Twilight 2 : là, l’effort est surhumain. je dois visionner le film dans une salle de cinéma. Une vraie !! avec des gens dedans qui mangent du pop-corn. Deuxième épisode. Tête d’ampoule (le vampire beau gosse) présente sa fiancé à ses parents.  Comme premier contact, ça chie totalement dans la colle. Un des frangins essaie de la mordre. Re-baston. La gamine se prend un coup de pied latéral et atterrit, tête la première, sur la commode Louis XVI du futur beau papa. On a bien confirmation, son masochisme la pousse à continuer de fréquenter le suceur de sang. Sauf que…Tête d’ampoule réalise que son couple merdoie. Il décide de rompre pour le bien de tous.

A partir de cet instant, j’ai perdu un peu la notion du temps. La gamine se replie sur elle même.
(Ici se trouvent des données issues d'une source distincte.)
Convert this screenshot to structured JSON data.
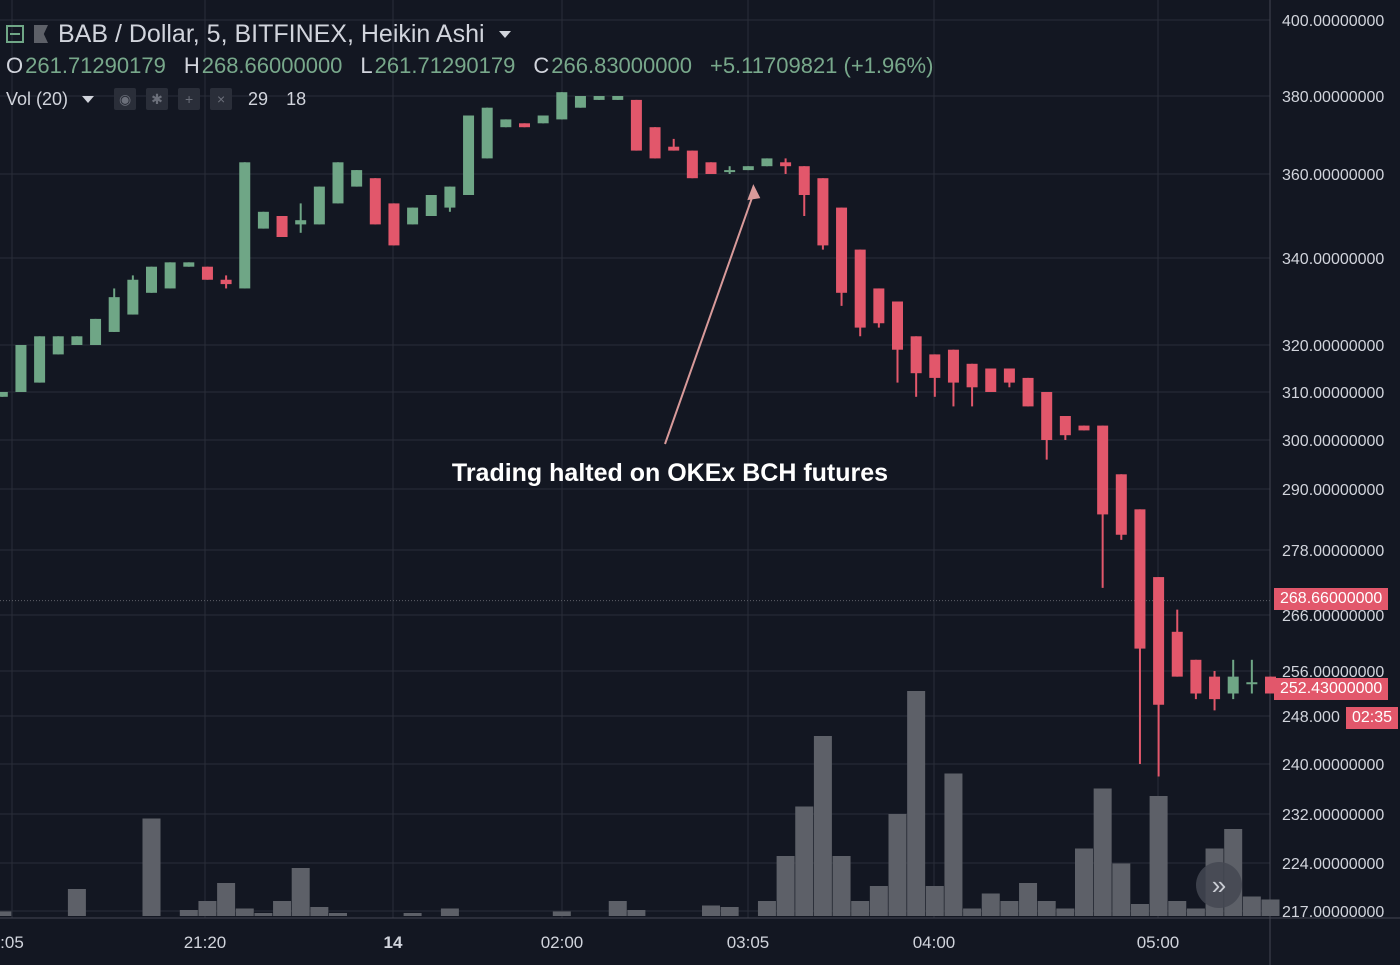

Elle passe ses journées à mater par la fenêtre. Voir cette déchéance  avec la floraison de réseaux sociaux de notre époque, je peux vous dire que ça fait mal au coeur. Pas de messenger, ni twitter ou facebook. Au bout de six mois végétatifs, elle réagit et fréquente un nouveau garçon. Jeune indien qui poursuit ses études dans le collège de la réserve. Alors là, vous me croyez ou non. Mais cette fille n’a pas de bol. Après ses blessures suite à la fréquentation du vampire,  sa peine de coeur…elle réalise que le jeune indien est un loup-garou. Sans déconner. D’une humeur taquine, j’ai chuchoté à ma fille que l’épisode 3 se passerait avec des lutins. On a bien rigolé.  Anecdote : alors que les vampires sont des boules à facettes, les loups garous sont fiévreux. 42 dégrés,   24 heures sur 24. En période de pandémie de H1N1, les voisins de ces zigotos ne doivent pas être rassuré.

Bon , je ne vais pas raconter le deuxième épisode en entier.  Juste une précision, avant d’aller au cinoche, avaler une bonne rasade de whisky ou fumer deux  ou trois joints, ça aide à avoir l’esprit ouvert.